Hello there! I'm Dr. Vinifera, but you can call me Vinny. Ask me your toughest wine questions, from the fine points of etiquette to the science of winemaking. And don't worry, I'm no wine snob—you can also ask me those "dumb questions" you're too embarrased to ask your wine geek friends! I hope you find my answers educational, empowering and even amusing. And don't forget to check out my most asked questions and my full archives for all my Q&A classics.
Dear Dr. Vinny,
I have some old bottles of Penfolds Grange, from 1973 and 1970, but I don’t think they're any good. Would a collector be interested in the wines even if they aren't drinkable?
—Elizabeth, Melbourne, Australia
I’m pretty cautious about long-forgotten bottles, but you’ve got some potentially really amazing wines there.
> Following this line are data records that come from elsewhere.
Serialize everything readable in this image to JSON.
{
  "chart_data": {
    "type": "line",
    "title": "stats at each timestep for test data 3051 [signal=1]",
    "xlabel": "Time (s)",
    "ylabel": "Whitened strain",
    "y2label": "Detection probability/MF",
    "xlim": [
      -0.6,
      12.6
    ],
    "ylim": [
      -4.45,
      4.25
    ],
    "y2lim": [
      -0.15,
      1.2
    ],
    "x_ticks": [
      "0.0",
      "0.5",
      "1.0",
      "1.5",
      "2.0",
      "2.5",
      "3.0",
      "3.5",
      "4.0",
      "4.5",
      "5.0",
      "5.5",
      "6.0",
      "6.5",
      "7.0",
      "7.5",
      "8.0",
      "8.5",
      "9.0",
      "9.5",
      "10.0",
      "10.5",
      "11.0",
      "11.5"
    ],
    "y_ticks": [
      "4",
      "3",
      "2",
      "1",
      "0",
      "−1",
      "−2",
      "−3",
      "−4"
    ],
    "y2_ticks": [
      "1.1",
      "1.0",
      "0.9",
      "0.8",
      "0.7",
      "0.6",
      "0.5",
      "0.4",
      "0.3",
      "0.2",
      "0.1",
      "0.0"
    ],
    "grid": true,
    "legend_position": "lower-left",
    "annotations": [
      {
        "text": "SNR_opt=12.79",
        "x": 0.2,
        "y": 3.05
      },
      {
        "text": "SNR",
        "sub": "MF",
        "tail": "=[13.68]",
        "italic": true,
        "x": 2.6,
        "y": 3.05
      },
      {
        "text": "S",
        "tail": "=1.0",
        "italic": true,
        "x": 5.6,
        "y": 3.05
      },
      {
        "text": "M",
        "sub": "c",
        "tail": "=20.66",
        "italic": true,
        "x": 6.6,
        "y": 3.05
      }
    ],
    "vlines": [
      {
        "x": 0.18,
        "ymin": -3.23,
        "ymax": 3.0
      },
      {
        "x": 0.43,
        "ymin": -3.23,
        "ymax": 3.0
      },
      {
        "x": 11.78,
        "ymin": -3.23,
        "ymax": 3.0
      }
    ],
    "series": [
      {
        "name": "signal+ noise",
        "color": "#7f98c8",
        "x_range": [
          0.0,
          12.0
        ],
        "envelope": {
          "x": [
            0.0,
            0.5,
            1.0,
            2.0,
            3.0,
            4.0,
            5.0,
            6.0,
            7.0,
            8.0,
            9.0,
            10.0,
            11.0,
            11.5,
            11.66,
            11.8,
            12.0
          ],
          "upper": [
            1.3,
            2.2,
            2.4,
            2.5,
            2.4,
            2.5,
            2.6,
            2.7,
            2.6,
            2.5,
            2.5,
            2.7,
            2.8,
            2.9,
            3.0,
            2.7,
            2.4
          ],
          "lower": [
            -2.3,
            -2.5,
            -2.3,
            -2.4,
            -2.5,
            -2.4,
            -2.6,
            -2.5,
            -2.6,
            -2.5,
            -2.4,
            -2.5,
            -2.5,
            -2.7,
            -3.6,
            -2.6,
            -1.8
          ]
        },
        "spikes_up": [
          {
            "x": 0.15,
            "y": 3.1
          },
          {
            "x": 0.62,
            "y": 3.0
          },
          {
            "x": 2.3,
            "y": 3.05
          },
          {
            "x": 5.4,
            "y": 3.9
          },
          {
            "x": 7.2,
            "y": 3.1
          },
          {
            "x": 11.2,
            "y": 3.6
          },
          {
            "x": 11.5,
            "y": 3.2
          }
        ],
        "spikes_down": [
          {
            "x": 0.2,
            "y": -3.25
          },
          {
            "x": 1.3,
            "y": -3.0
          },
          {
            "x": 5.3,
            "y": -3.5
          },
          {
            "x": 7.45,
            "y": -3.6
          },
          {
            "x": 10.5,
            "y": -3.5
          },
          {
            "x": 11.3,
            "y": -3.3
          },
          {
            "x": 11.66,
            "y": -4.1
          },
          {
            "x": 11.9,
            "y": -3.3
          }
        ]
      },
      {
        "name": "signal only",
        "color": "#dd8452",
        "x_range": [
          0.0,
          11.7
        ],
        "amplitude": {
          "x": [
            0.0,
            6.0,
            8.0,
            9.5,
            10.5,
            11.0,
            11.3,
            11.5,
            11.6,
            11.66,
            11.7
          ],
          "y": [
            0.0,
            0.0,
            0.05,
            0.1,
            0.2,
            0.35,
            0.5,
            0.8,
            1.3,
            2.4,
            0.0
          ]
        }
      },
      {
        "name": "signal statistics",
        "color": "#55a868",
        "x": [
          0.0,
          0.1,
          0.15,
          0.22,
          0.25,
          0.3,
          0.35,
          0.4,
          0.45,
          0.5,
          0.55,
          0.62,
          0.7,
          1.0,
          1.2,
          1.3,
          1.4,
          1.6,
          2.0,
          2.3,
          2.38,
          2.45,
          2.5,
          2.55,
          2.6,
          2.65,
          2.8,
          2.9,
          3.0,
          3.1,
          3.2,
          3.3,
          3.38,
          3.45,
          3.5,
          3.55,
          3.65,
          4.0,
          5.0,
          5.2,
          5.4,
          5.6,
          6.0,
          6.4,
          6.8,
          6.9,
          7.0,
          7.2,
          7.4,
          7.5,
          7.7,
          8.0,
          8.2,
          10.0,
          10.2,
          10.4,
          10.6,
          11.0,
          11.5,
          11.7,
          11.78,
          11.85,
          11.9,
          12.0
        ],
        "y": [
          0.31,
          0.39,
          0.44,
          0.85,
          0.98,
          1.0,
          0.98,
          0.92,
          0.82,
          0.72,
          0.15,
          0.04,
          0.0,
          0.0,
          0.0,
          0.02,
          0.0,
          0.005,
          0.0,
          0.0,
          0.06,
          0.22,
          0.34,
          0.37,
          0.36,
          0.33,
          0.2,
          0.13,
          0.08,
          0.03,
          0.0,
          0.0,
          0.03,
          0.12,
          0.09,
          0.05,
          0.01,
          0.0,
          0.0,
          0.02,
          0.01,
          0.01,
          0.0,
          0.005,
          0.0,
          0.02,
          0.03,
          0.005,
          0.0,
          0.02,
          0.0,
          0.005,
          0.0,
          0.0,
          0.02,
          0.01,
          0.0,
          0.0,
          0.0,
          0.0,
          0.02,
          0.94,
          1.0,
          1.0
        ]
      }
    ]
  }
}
I checked in with Penfolds chief winemaker Peter Gago for his take, and he said, “These old Penfolds Grange gems are becoming increasingly rare to find on the global secondary market. At almost 50 years old, the primary fruit has well and truly faded and been surpassed by the tertiary characters of cedar, wood and spice."
Then Gago did what I hoped he would, and mentioned the recorking clinics that Penfolds does. “To confirm whether the wine is truly drinkable, we recommend taking your Penfolds aged wines, 15 years or older, to a Penfolds Recorking Clinic,” explains Gago. “Now an institution, the service was inspired by Grange creator Max Schubert, who would recork older vintages of Grange for his friends.”
At the clinic, a winemaking team member inspects the wine, assesses the quality, tops off the missing wine and certifies and recapsules the wine. It’s pretty awesome that you get to check on how the wine is aging as well as give it a new lease in your cellar. As for the two vintages of Grange you have, Gago says they're best consumed now. “Drinkable? That’s a matter of personal taste/choice,” he says. “Sellable? If stored correctly, absolutely.”